Raphael, que nasceu em Manaus, passou cerca de duas semanas em Roraima pela agência EFE. Como não pôde ter acesso à Terra Indígena, onde ficam as aldeias, teve que optar por caminhos alternativos. Na capital do estado, Boa Vista, acompanhou o resgate na Casa de Saúde Indígena, com a chegada de yanomami em péssimas condições de saúde.
– Muitos estavam com uma debilidade física assustadora – diz ele, que tem uma página dedicada a seu trabalho no site Testemunha Ocular. – Você vê uma pessoa como você, um ser humano, que está saindo da sua terra em péssimas condições de nutrição, doente, com problemas como malária e hepatite, sem conseguir se sustentar sozinha. Vi senhoras, jovens, bebês, gente de todas as idades.

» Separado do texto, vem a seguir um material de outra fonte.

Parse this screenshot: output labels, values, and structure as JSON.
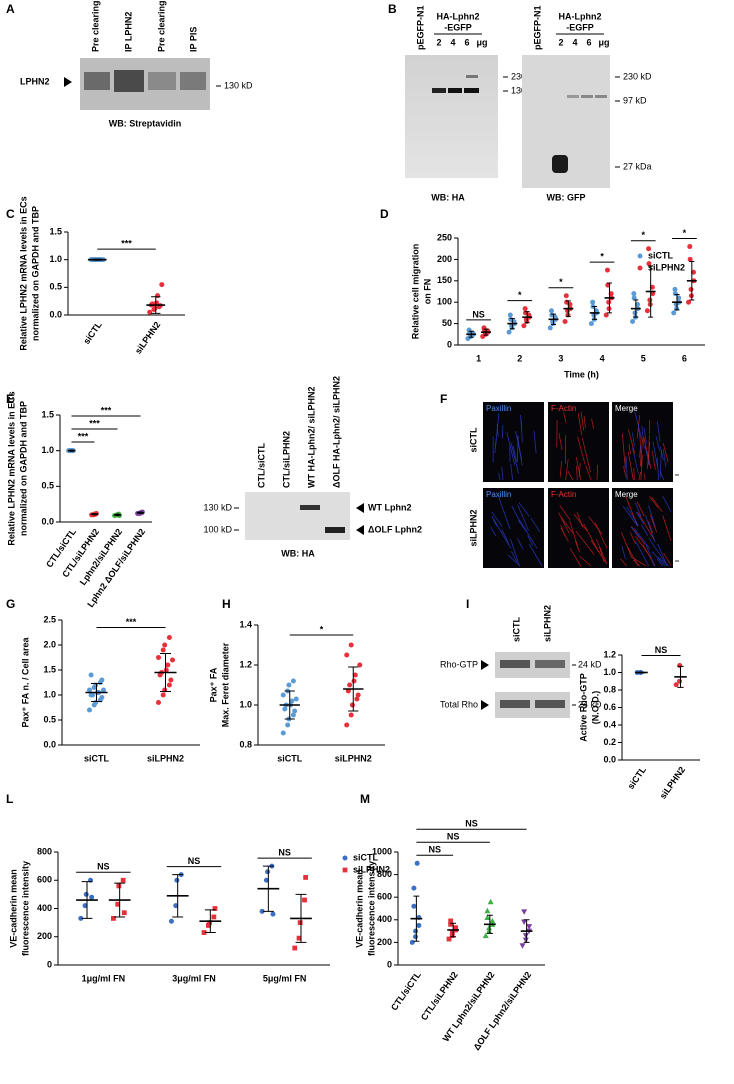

Ele se diz especialmente marcado por uma das primeiras fotos que fez, a que mostra uma senhora que chegou acompanhada de um enfermeiro. Ele ia colocá-la no chão, mas ela não não conseguiu se manter em pé e o enfermeiro teve que pegá-la no colo.
O título do ensaio faz referência ao livro “A queda do céu”, de Davi Kopenawa em parceria com o antropólogo francês Bruce Albert. “Davi Kopenawa vem nos alertando sobre ‘a queda do céu’. O que ele disse, sobre a sabedoria dos povos que não são da floresta nada poder fazer diante das consequências de destruí-la, já está acontecendo”, disse Raphael à repórter Nicoly Ambrosio do site Amazônia Real.

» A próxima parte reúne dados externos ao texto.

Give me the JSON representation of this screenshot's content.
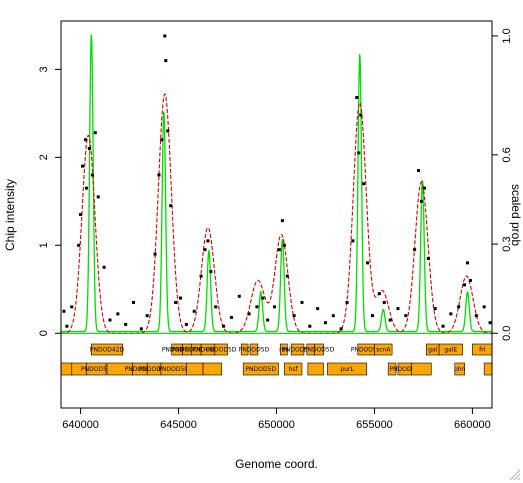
{
  "chart_data": {
    "type": "line",
    "title": "",
    "xlabel": "Genome coord.",
    "ylabel": "Chip intensity",
    "ylabel_right": "scaled prob",
    "xlim": [
      639000,
      661000
    ],
    "ylim": [
      -0.85,
      3.55
    ],
    "ylim_right": [
      -0.0,
      1.0
    ],
    "x_ticks": [
      640000,
      645000,
      650000,
      655000,
      660000
    ],
    "x_tick_labels": [
      "640000",
      "645000",
      "650000",
      "655000",
      "660000"
    ],
    "y_ticks": [
      0,
      1,
      2,
      3
    ],
    "y_tick_labels": [
      "0",
      "1",
      "2",
      "3"
    ],
    "y_right_ticks": [
      0.0,
      0.3,
      0.6,
      1.0
    ],
    "y_right_tick_labels": [
      "0.0",
      "0.3",
      "0.6",
      "1.0"
    ],
    "grid": false,
    "colors": {
      "probability": "#00dd00",
      "fit": "#cc0000",
      "genes": "#ffa500",
      "points": "#000000"
    },
    "series": [
      {
        "kind": "lines",
        "color": "#00dd00",
        "baseline": 0.02,
        "peaks": [
          {
            "center": 640550,
            "height": 3.38,
            "width": 90
          },
          {
            "center": 644250,
            "height": 2.5,
            "width": 90
          },
          {
            "center": 646550,
            "height": 0.92,
            "width": 90
          },
          {
            "center": 649200,
            "height": 0.45,
            "width": 90
          },
          {
            "center": 650300,
            "height": 1.05,
            "width": 90
          },
          {
            "center": 654250,
            "height": 3.15,
            "width": 90
          },
          {
            "center": 655450,
            "height": 0.25,
            "width": 90
          },
          {
            "center": 657450,
            "height": 1.72,
            "width": 90
          },
          {
            "center": 659750,
            "height": 0.45,
            "width": 90
          }
        ]
      },
      {
        "kind": "dashed",
        "color": "#cc0000",
        "peaks": [
          {
            "center": 640400,
            "height": 2.25,
            "width": 330
          },
          {
            "center": 644300,
            "height": 2.72,
            "width": 330
          },
          {
            "center": 646500,
            "height": 1.2,
            "width": 330
          },
          {
            "center": 649050,
            "height": 0.6,
            "width": 360
          },
          {
            "center": 650250,
            "height": 1.12,
            "width": 330
          },
          {
            "center": 654250,
            "height": 2.62,
            "width": 330
          },
          {
            "center": 655400,
            "height": 0.48,
            "width": 330
          },
          {
            "center": 657400,
            "height": 1.72,
            "width": 330
          },
          {
            "center": 659700,
            "height": 0.65,
            "width": 330
          }
        ]
      }
    ],
    "points": [
      [
        639150,
        0.25
      ],
      [
        639300,
        0.08
      ],
      [
        639550,
        0.3
      ],
      [
        639900,
        1.0
      ],
      [
        640000,
        1.35
      ],
      [
        640100,
        1.9
      ],
      [
        640250,
        2.2
      ],
      [
        640300,
        1.65
      ],
      [
        640450,
        2.1
      ],
      [
        640600,
        1.8
      ],
      [
        640750,
        2.28
      ],
      [
        640900,
        1.55
      ],
      [
        641200,
        0.75
      ],
      [
        641500,
        0.15
      ],
      [
        641900,
        0.22
      ],
      [
        642300,
        0.1
      ],
      [
        642700,
        0.35
      ],
      [
        643100,
        0.05
      ],
      [
        643400,
        0.2
      ],
      [
        643800,
        0.9
      ],
      [
        644000,
        1.8
      ],
      [
        644150,
        2.2
      ],
      [
        644300,
        3.38
      ],
      [
        644350,
        3.1
      ],
      [
        644450,
        2.3
      ],
      [
        644600,
        1.45
      ],
      [
        644850,
        0.35
      ],
      [
        645100,
        0.4
      ],
      [
        645400,
        0.1
      ],
      [
        645800,
        0.25
      ],
      [
        646150,
        0.65
      ],
      [
        646350,
        0.95
      ],
      [
        646500,
        1.05
      ],
      [
        646650,
        0.7
      ],
      [
        646900,
        0.3
      ],
      [
        647300,
        0.08
      ],
      [
        647700,
        0.18
      ],
      [
        648100,
        0.42
      ],
      [
        648600,
        0.22
      ],
      [
        649000,
        0.3
      ],
      [
        649300,
        0.4
      ],
      [
        649550,
        0.15
      ],
      [
        649900,
        0.3
      ],
      [
        650150,
        0.95
      ],
      [
        650300,
        1.28
      ],
      [
        650400,
        1.0
      ],
      [
        650550,
        0.65
      ],
      [
        650900,
        0.2
      ],
      [
        651300,
        0.35
      ],
      [
        651700,
        0.08
      ],
      [
        652100,
        0.28
      ],
      [
        652500,
        0.12
      ],
      [
        652900,
        0.2
      ],
      [
        653300,
        0.05
      ],
      [
        653600,
        0.35
      ],
      [
        653900,
        1.05
      ],
      [
        654100,
        2.68
      ],
      [
        654200,
        2.05
      ],
      [
        654300,
        2.48
      ],
      [
        654450,
        1.7
      ],
      [
        654650,
        0.8
      ],
      [
        654900,
        0.2
      ],
      [
        655250,
        0.45
      ],
      [
        655500,
        0.35
      ],
      [
        655800,
        0.15
      ],
      [
        656200,
        0.28
      ],
      [
        656600,
        0.2
      ],
      [
        657050,
        0.95
      ],
      [
        657250,
        1.85
      ],
      [
        657400,
        1.5
      ],
      [
        657550,
        1.65
      ],
      [
        657750,
        0.85
      ],
      [
        658100,
        0.28
      ],
      [
        658500,
        0.08
      ],
      [
        658900,
        0.22
      ],
      [
        659300,
        0.3
      ],
      [
        659600,
        0.55
      ],
      [
        659750,
        0.8
      ],
      [
        659900,
        0.6
      ],
      [
        660200,
        0.2
      ],
      [
        660600,
        0.3
      ],
      [
        660900,
        0.12
      ]
    ],
    "genes_row1": [
      {
        "start": 640550,
        "end": 642150,
        "label": "PNDOD42D"
      },
      {
        "start": 644650,
        "end": 645200,
        "label": "PNDOD5D"
      },
      {
        "start": 645200,
        "end": 645650,
        "label": "PNDOD5D"
      },
      {
        "start": 645650,
        "end": 646150,
        "label": "PNDOD5D"
      },
      {
        "start": 646150,
        "end": 646850,
        "label": "PNDOD5D"
      },
      {
        "start": 646850,
        "end": 647500,
        "label": "PNDOD5D"
      },
      {
        "start": 648200,
        "end": 648550,
        "label": ""
      },
      {
        "start": 648650,
        "end": 649050,
        "label": "PNDOD5D"
      },
      {
        "start": 650200,
        "end": 650550,
        "label": "rbs"
      },
      {
        "start": 650750,
        "end": 651400,
        "label": "PNDOD5D"
      },
      {
        "start": 651550,
        "end": 651950,
        "label": ""
      },
      {
        "start": 651950,
        "end": 652400,
        "label": "PNDOD5D"
      },
      {
        "start": 654150,
        "end": 655000,
        "label": "PNDOD5D"
      },
      {
        "start": 655000,
        "end": 655900,
        "label": "scnA"
      },
      {
        "start": 657650,
        "end": 658300,
        "label": "gal"
      },
      {
        "start": 658300,
        "end": 659500,
        "label": "galE"
      },
      {
        "start": 660000,
        "end": 661000,
        "label": "frl"
      }
    ],
    "genes_row2": [
      {
        "start": 639000,
        "end": 639550,
        "label": ""
      },
      {
        "start": 639550,
        "end": 640300,
        "label": ""
      },
      {
        "start": 640300,
        "end": 641300,
        "label": "PNDOD5D"
      },
      {
        "start": 641350,
        "end": 642650,
        "label": ""
      },
      {
        "start": 642650,
        "end": 643400,
        "label": "PNDOD4D"
      },
      {
        "start": 643400,
        "end": 644100,
        "label": "PNDOD4D"
      },
      {
        "start": 644100,
        "end": 645400,
        "label": "PNDOD5D"
      },
      {
        "start": 645400,
        "end": 646250,
        "label": ""
      },
      {
        "start": 646250,
        "end": 647200,
        "label": ""
      },
      {
        "start": 648300,
        "end": 650100,
        "label": "PNDOD5D"
      },
      {
        "start": 650400,
        "end": 651300,
        "label": "hsf"
      },
      {
        "start": 651600,
        "end": 652400,
        "label": ""
      },
      {
        "start": 652600,
        "end": 654600,
        "label": "purL"
      },
      {
        "start": 655700,
        "end": 656100,
        "label": ""
      },
      {
        "start": 656200,
        "end": 656900,
        "label": "PNDOD5D"
      },
      {
        "start": 656900,
        "end": 657900,
        "label": ""
      },
      {
        "start": 659100,
        "end": 659600,
        "label": "phn"
      },
      {
        "start": 660600,
        "end": 661000,
        "label": ""
      }
    ]
  }
}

Raphael também sobrevoou o território, numa missão da Força Aérea Brasileira (FAB), e fotografou de cima a entrega de mantimentos às aldeias, como se vê na foto do alto desta reportagem. Constatou da mesma forma a devastação e a contaminação dos rios. O fotógrafo igualmente seguiu as rotas de trânsito de saída dos garimpeiros ilegais, em uma área erma do município de Alto Alegre.
– Era a operação de desintrusão – diz. – Fui atrás dos garimpeiros em Alto Alegre. Consegui entrar numa rota deles, conversamos, conheci uma pessoa que era ligada ao garimpo e que mostrou ouro que recebeu como pagamento. E ali, por um daqueles portos, consegui fazer o material dos garimpeiros que estavam deixando a terra indígena. Alguns pagavam motoristas que os levavam (até a rodovia), após chegarem de barco. Mas muitos deles tiveram que ir caminhando por dias dentro do mato.
Raphael escutou o ponto de vista deles também.
– Alguns falavam: “Nasci no garimpo, fui garimpeiro a vida toda, não sei ler, não sei escrever direito. O que vou fazer agora da vida? Vou morar na rua?” De fato, a capital, Boa Vista, já está com problemas sérios por conta de receber tantos imigrantes venezuelanos em dificuldades.
Mas o drama dos yanomami foi o que mais impactou Raphael, como ele contou à jornalista Nicoly Ambrosio: “É algo sobre o qual a gente lê, ouve e vê, mas ainda assim não encontra palavras para explicar. É doloroso ver que a ganância do ser humano passa por cima de culturas, da história e sobretudo de vidas.”
Raphael se diz “revoltado” com os estragos que o garimpo ilegal tem provocado nos povos indígenas.
– E o que ele precisam? Apenas da natureza. Eles sempre viveram ali em comunhão com tudo aquilo. E, de repente, essa ação predatória do garimpo foi chegando cada vez mais perto, destruindo as águas e as terras deles, gerando conflitos, trazendo a violência.